In the meantime, these items are optional:
- A drying rack is handy if you don’t have a place to hang persimmons in your home.
- A fan is useful for creating air circulation, a necessary part of the process.
- Boiling water to care for persimmons.
How to start the process of making hoshigaki?
Gather your materials in one place. Use a paring knife or scissors to cut off the calyx, that leafy green part at the top of the persimmon. You want to cut back enough so that there is no leaf overhanging the orange part of the fruit.
Next, remove the skin using a peeler, starting at the shoulder and using a circular motion around the calyx. Then, starting at the shoulder again, peel the fruit in a downward motion from the shoulder to the tip until completely peeled, using long strokes if possible. Be careful not to crush the fruit, as this may damage the persimmon and cause drying problems later. Store the persimmon, calyx side down, on a baking sheet while you repeat the peeling process.
In a home kitchen, Chin recommends dipping the peeled persimmon in boiling water for a few seconds “to cure it of bacteria.” Bacteria are less of a concern in a restaurant kitchen, which is often sanitized, but at home, “hostile bacteria” can pose a greater threat, Chin says. Once the persimmon is removed from the water, dry it as thoroughly as possible before hanging it.
How to tie persimmons?
Pre-measure your butcher’s twine to the length needed to hang the fruit. Chin hangs his in pairs, making it easier to balance, but they can also be hung individually. She measures 24 inch lengths of twine to tie a persimmon on each end.

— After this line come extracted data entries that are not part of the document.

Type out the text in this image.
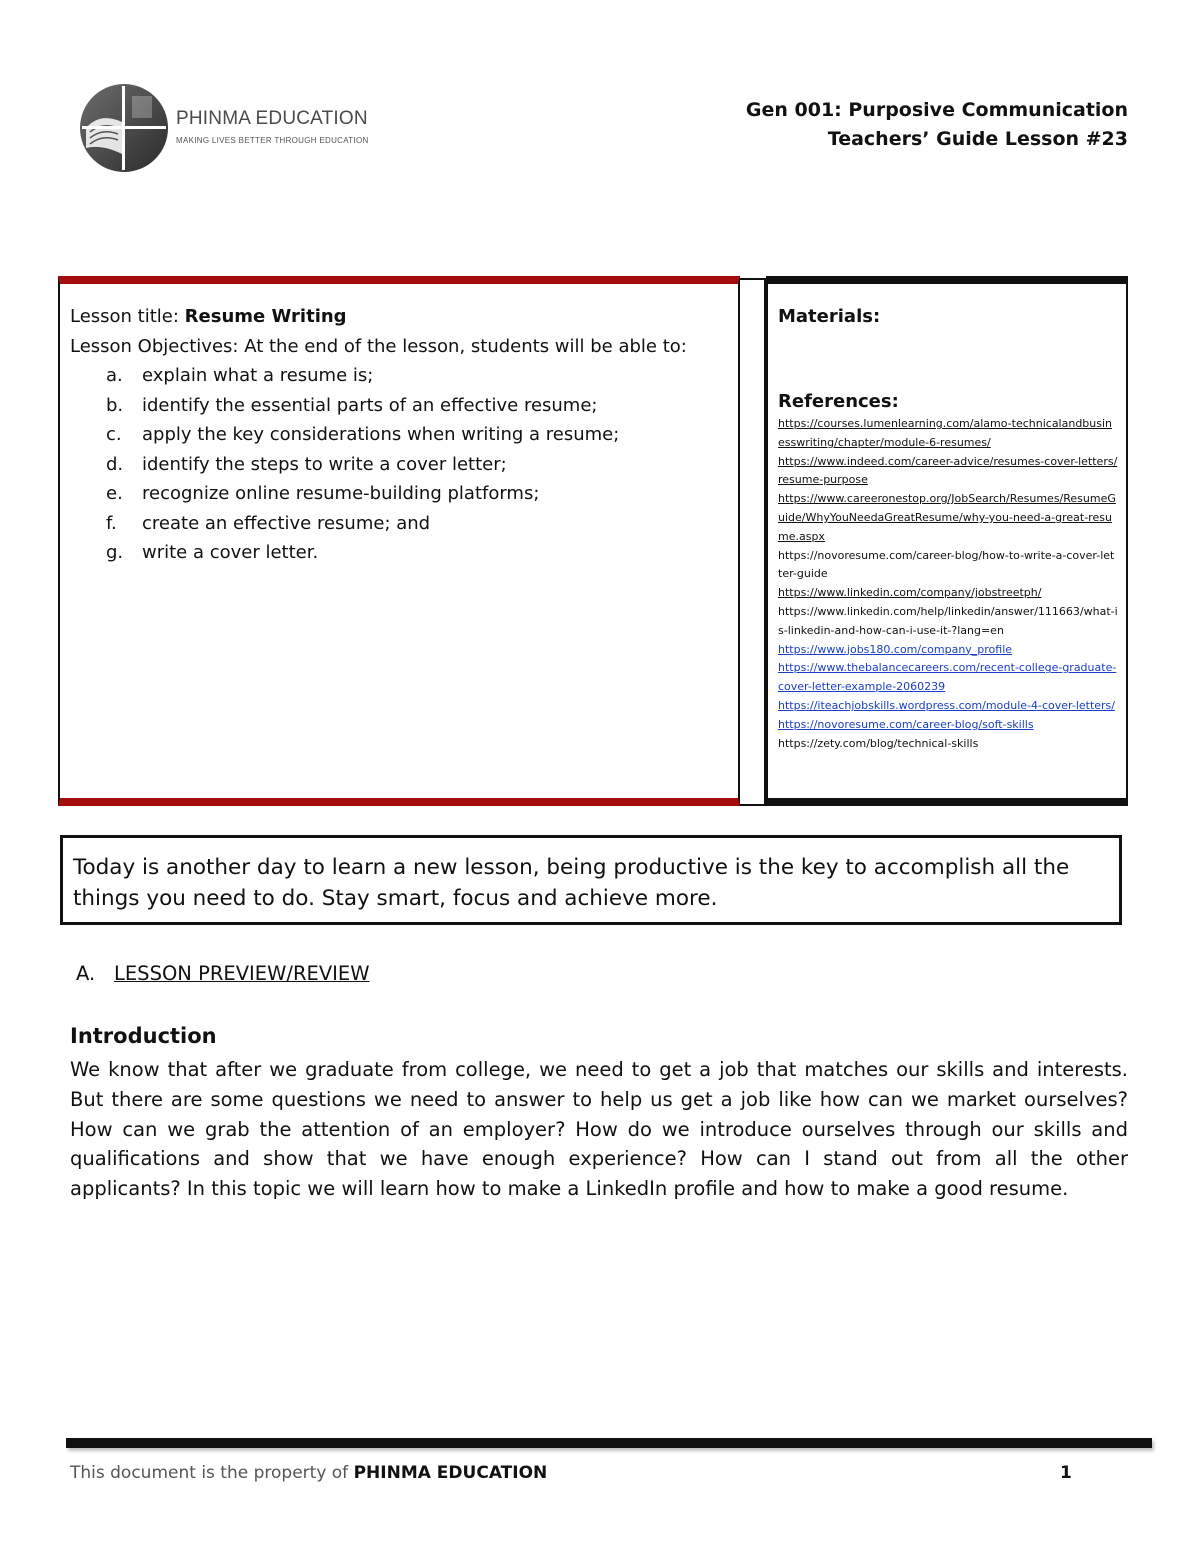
PHINMA EDUCATION
MAKING LIVES BETTER THROUGH EDUCATION
Gen 001: Purposive Communication
Teachers’ Guide Lesson #23
Lesson title: Resume Writing
Lesson Objectives: At the end of the lesson, students will be able to:
a. explain what a resume is;
b. identify the essential parts of an effective resume;
c. apply the key considerations when writing a resume;
d. identify the steps to write a cover letter;
e. recognize online resume-building platforms;
f. create an effective resume; and
g. write a cover letter.
Materials:
References:
https://courses.lumenlearning.com/alamo-technicalandbusinesswriting/chapter/module-6-resumes/
https://www.indeed.com/career-advice/resumes-cover-letters/resume-purpose
https://www.careeronestop.org/JobSearch/Resumes/ResumeGuide/WhyYouNeedaGreatResume/why-you-need-a-great-resume.aspx
https://novoresume.com/career-blog/how-to-write-a-cover-letter-guide
https://www.linkedin.com/company/jobstreetph/
https://www.linkedin.com/help/linkedin/answer/111663/what-is-linkedin-and-how-can-i-use-it-?lang=en
https://www.jobs180.com/company_profile
https://www.thebalancecareers.com/recent-college-graduate-cover-letter-example-2060239
https://iteachjobskills.wordpress.com/module-4-cover-letters/
https://novoresume.com/career-blog/soft-skills
https://zety.com/blog/technical-skills
Today is another day to learn a new lesson, being productive is the key to accomplish all the things you need to do. Stay smart, focus and achieve more.
A. LESSON PREVIEW/REVIEW
Introduction
We know that after we graduate from college, we need to get a job that matches our skills and interests. But there are some questions we need to answer to help us get a job like how can we market ourselves? How can we grab the attention of an employer? How do we introduce ourselves through our skills and qualifications and show that we have enough experience? How can I stand out from all the other applicants? In this topic we will learn how to make a LinkedIn profile and how to make a good resume.
This document is the property of PHINMA EDUCATION	1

Tie a clove knot around the branch and push it all the way to the base, before tightening. Choose another peeled persimmon of similar size and tie it to the other end of the string. The string will then have a persimmon tied at each end, perfect for balancing when hanging. Cut any extra string from the knot so that it does not touch the peeled persimmon while it is hanging.

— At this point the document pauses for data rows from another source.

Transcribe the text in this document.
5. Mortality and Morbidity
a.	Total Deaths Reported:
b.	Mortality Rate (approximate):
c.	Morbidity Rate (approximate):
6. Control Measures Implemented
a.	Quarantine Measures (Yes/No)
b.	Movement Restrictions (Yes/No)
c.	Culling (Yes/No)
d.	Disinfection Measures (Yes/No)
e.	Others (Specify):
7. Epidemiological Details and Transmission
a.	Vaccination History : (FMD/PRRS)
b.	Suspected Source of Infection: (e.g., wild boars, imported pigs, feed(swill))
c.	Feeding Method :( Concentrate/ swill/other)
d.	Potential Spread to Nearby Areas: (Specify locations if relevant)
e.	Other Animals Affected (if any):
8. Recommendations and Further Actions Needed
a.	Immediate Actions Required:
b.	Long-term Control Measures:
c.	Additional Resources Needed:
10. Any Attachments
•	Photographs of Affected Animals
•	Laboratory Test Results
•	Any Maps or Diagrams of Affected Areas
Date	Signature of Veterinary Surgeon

What happens if there is no branch to attach the rope to?
If there is no branch, you have options. Chin doesn’t recommend hanging persimmons without a branch, but “if you’re desperate,” she suggests using a bamboo skewer. Pierce the persimmon with a skewer, vertically at its shoulder just below the chalice, then tie the string to the stick. The persimmon will ooze for a few days at the puncture sites before forming a sugar crust.
Where should I hang the persimmons?
Chin hangs Ramen Shop persimmons from kitchen pipes, wrapping them twice to create space between the persimmons and hanging them at different heights to promote air circulation around each fruit.

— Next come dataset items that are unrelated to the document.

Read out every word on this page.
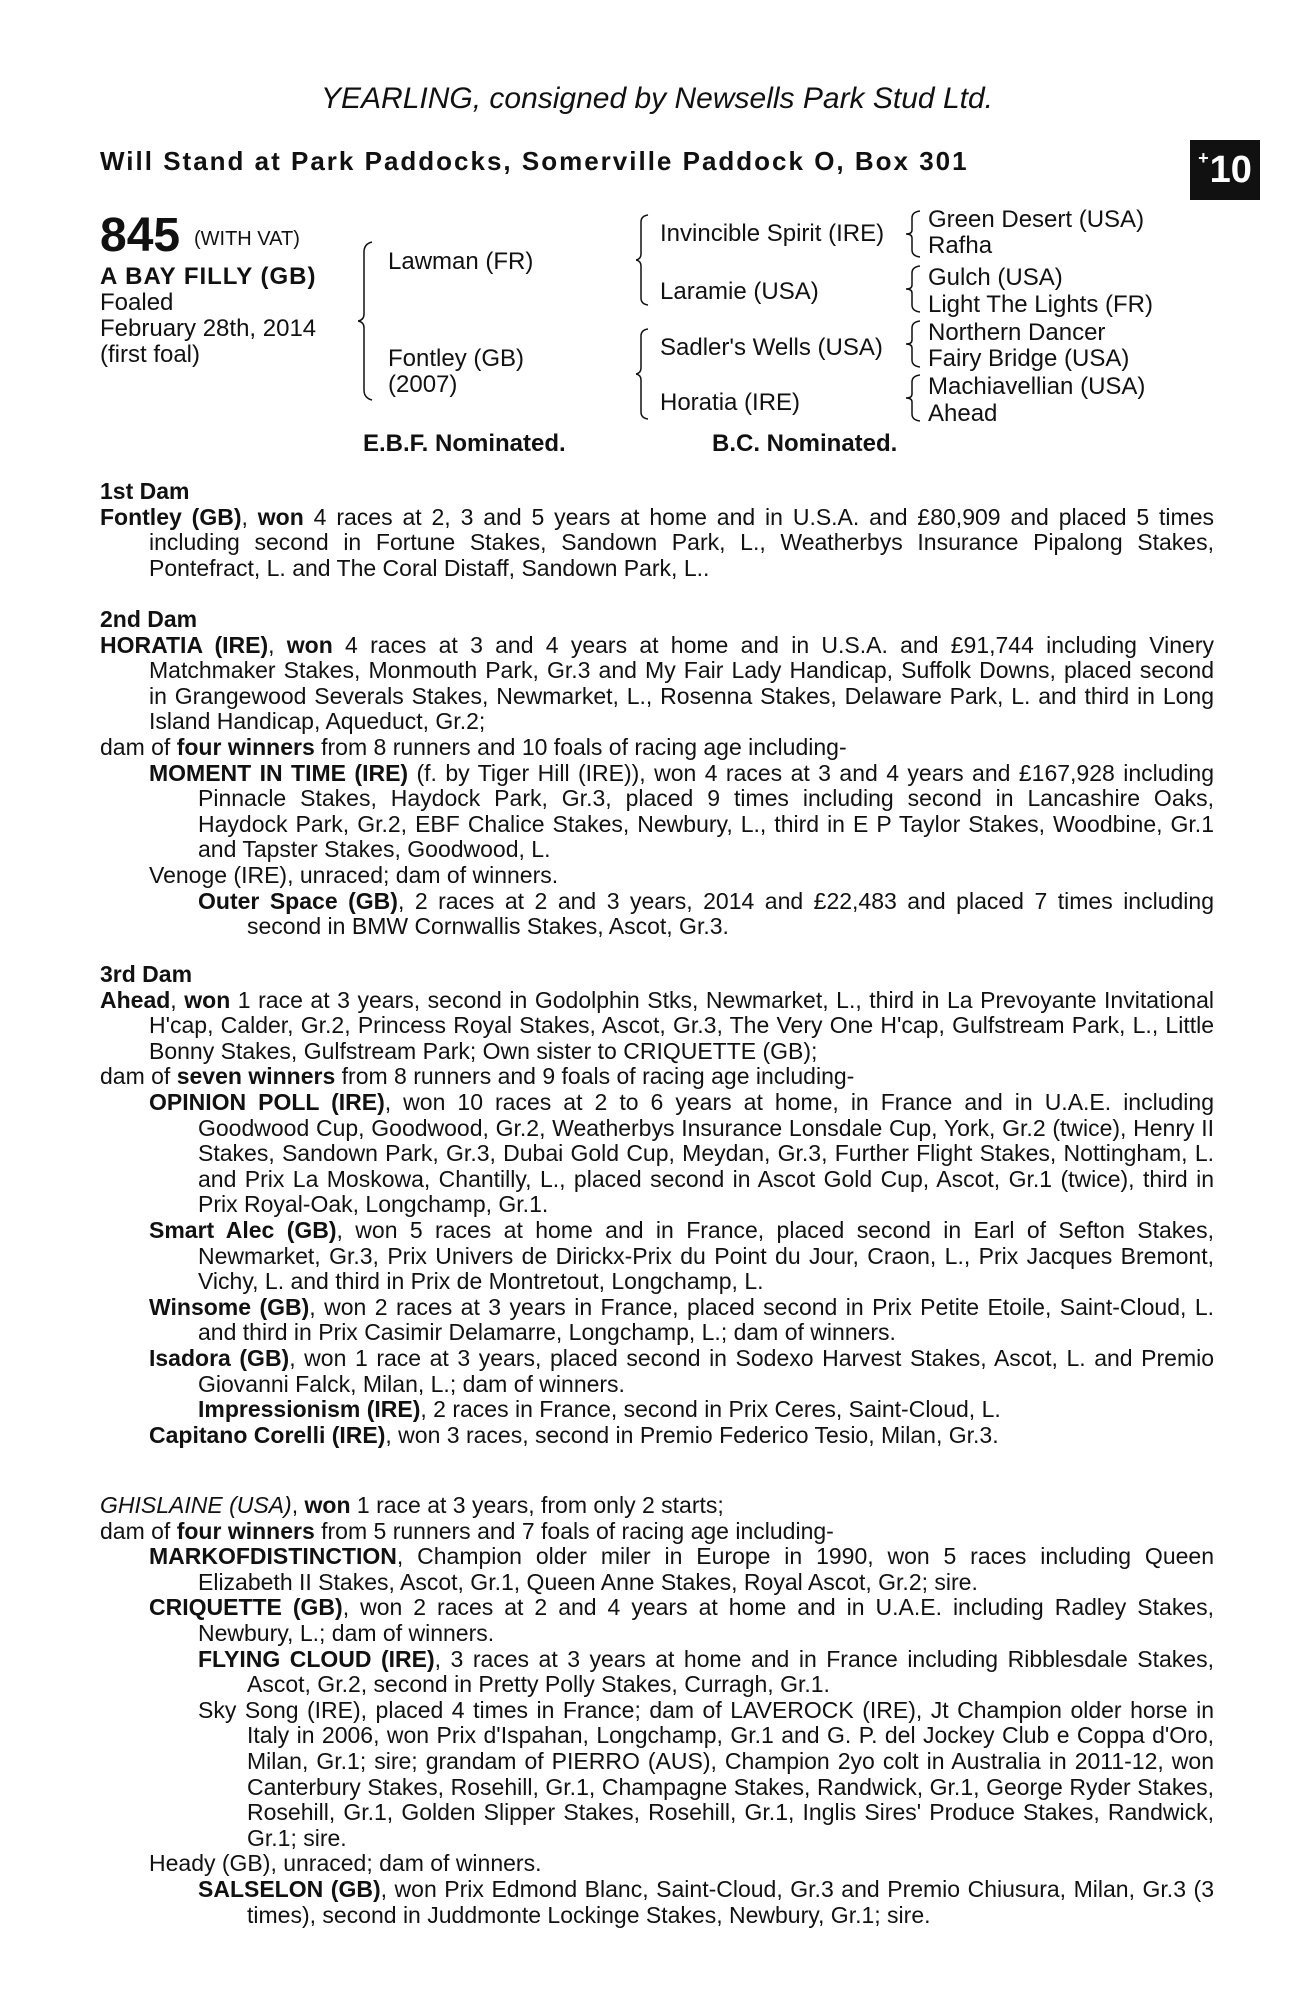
YEARLING, consigned by Newsells Park Stud Ltd.
Will Stand at Park Paddocks, Somerville Paddock O, Box 301	+ 10
845 (WITH VAT)
A BAY FILLY (GB)
Foaled
February 28th, 2014
(first foal)
Lawman (FR)
Fontley (GB)
(2007)
Invincible Spirit (IRE)
Laramie (USA)
Sadler's Wells (USA)
Horatia (IRE)
Green Desert (USA)
Rafha
Gulch (USA)
Light The Lights (FR)
Northern Dancer
Fairy Bridge (USA)
Machiavellian (USA)
Ahead
E.B.F. Nominated.	B.C. Nominated.
1st Dam

Fontley (GB), won 4 races at 2, 3 and 5 years at home and in U.S.A. and £80,909 and placed 5 times including second in Fortune Stakes, Sandown Park, L., Weatherbys Insurance Pipalong Stakes, Pontefract, L. and The Coral Distaff, Sandown Park, L..

2nd Dam

HORATIA (IRE), won 4 races at 3 and 4 years at home and in U.S.A. and £91,744 including Vinery Matchmaker Stakes, Monmouth Park, Gr.3 and My Fair Lady Handicap, Suffolk Downs, placed second in Grangewood Severals Stakes, Newmarket, L., Rosenna Stakes, Delaware Park, L. and third in Long Island Handicap, Aqueduct, Gr.2;

dam of four winners from 8 runners and 10 foals of racing age including-

MOMENT IN TIME (IRE) (f. by Tiger Hill (IRE)), won 4 races at 3 and 4 years and £167,928 including Pinnacle Stakes, Haydock Park, Gr.3, placed 9 times including second in Lancashire Oaks, Haydock Park, Gr.2, EBF Chalice Stakes, Newbury, L., third in E P Taylor Stakes, Woodbine, Gr.1 and Tapster Stakes, Goodwood, L.

Venoge (IRE), unraced; dam of winners.

Outer Space (GB), 2 races at 2 and 3 years, 2014 and £22,483 and placed 7 times including second in BMW Cornwallis Stakes, Ascot, Gr.3.

3rd Dam

Ahead, won 1 race at 3 years, second in Godolphin Stks, Newmarket, L., third in La Prevoyante Invitational H'cap, Calder, Gr.2, Princess Royal Stakes, Ascot, Gr.3, The Very One H'cap, Gulfstream Park, L., Little Bonny Stakes, Gulfstream Park; Own sister to CRIQUETTE (GB);

dam of seven winners from 8 runners and 9 foals of racing age including-

OPINION POLL (IRE), won 10 races at 2 to 6 years at home, in France and in U.A.E. including Goodwood Cup, Goodwood, Gr.2, Weatherbys Insurance Lonsdale Cup, York, Gr.2 (twice), Henry II Stakes, Sandown Park, Gr.3, Dubai Gold Cup, Meydan, Gr.3, Further Flight Stakes, Nottingham, L. and Prix La Moskowa, Chantilly, L., placed second in Ascot Gold Cup, Ascot, Gr.1 (twice), third in Prix Royal-Oak, Longchamp, Gr.1.

Smart Alec (GB), won 5 races at home and in France, placed second in Earl of Sefton Stakes, Newmarket, Gr.3, Prix Univers de Dirickx-Prix du Point du Jour, Craon, L., Prix Jacques Bremont, Vichy, L. and third in Prix de Montretout, Longchamp, L.

Winsome (GB), won 2 races at 3 years in France, placed second in Prix Petite Etoile, Saint-Cloud, L. and third in Prix Casimir Delamarre, Longchamp, L.; dam of winners.

Isadora (GB), won 1 race at 3 years, placed second in Sodexo Harvest Stakes, Ascot, L. and Premio Giovanni Falck, Milan, L.; dam of winners.

Impressionism (IRE), 2 races in France, second in Prix Ceres, Saint-Cloud, L.

Capitano Corelli (IRE), won 3 races, second in Premio Federico Tesio, Milan, Gr.3.

GHISLAINE (USA), won 1 race at 3 years, from only 2 starts;

dam of four winners from 5 runners and 7 foals of racing age including-

MARKOFDISTINCTION, Champion older miler in Europe in 1990, won 5 races including Queen Elizabeth II Stakes, Ascot, Gr.1, Queen Anne Stakes, Royal Ascot, Gr.2; sire.

CRIQUETTE (GB), won 2 races at 2 and 4 years at home and in U.A.E. including Radley Stakes, Newbury, L.; dam of winners.

FLYING CLOUD (IRE), 3 races at 3 years at home and in France including Ribblesdale Stakes, Ascot, Gr.2, second in Pretty Polly Stakes, Curragh, Gr.1.

Sky Song (IRE), placed 4 times in France; dam of LAVEROCK (IRE), Jt Champion older horse in Italy in 2006, won Prix d'Ispahan, Longchamp, Gr.1 and G. P. del Jockey Club e Coppa d'Oro, Milan, Gr.1; sire; grandam of PIERRO (AUS), Champion 2yo colt in Australia in 2011-12, won Canterbury Stakes, Rosehill, Gr.1, Champagne Stakes, Randwick, Gr.1, George Ryder Stakes, Rosehill, Gr.1, Golden Slipper Stakes, Rosehill, Gr.1, Inglis Sires' Produce Stakes, Randwick, Gr.1; sire.

Heady (GB), unraced; dam of winners.

SALSELON (GB), won Prix Edmond Blanc, Saint-Cloud, Gr.3 and Premio Chiusura, Milan, Gr.3 (3 times), second in Juddmonte Lockinge Stakes, Newbury, Gr.1; sire.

At home, you want a place with plenty of air circulation and some sunlight, such as an east-facing window. A clothing rack is an ideal solution if you’re short on both, and Chin recommends tying the fruit to the rack, putting it out in the sun during the day, and bringing it in at night—just be careful not to let the persimmons get too dry. infiltrate. wet. If that’s not an option, an indoor fan aimed at the fruit will help; run the fan during the day and turn it off at night.
Now comes the patience-testing part: After about three days, the exterior of the fruit should harden and take on a leathery texture. Once this happens, you will begin to “massage” the fruit daily – try to break up the inner tissue of the persimmon without piercing the outer skin. Press your thumbs on the persimmons and run them through each fruit, giving them a teardrop shape. Ideally this is done daily, but can be extended to every other day or so. A bloom of white sugar will start to form on the outside – that’s how you’ll know you’re on the right track.
How will I know when the hoshigaki are finished?
Depending on air circulation, persimmons may be ready to eat in three weeks or may take up to six weeks or more. What you’re looking for is when the persimmon is dried, but still somewhat soft and spongy. They should not be hard, at this stage the fruit is too dried. Hoshigaki are usually cut into rounds and served with tea. Pieces can be stored in an airtight container for up to six months.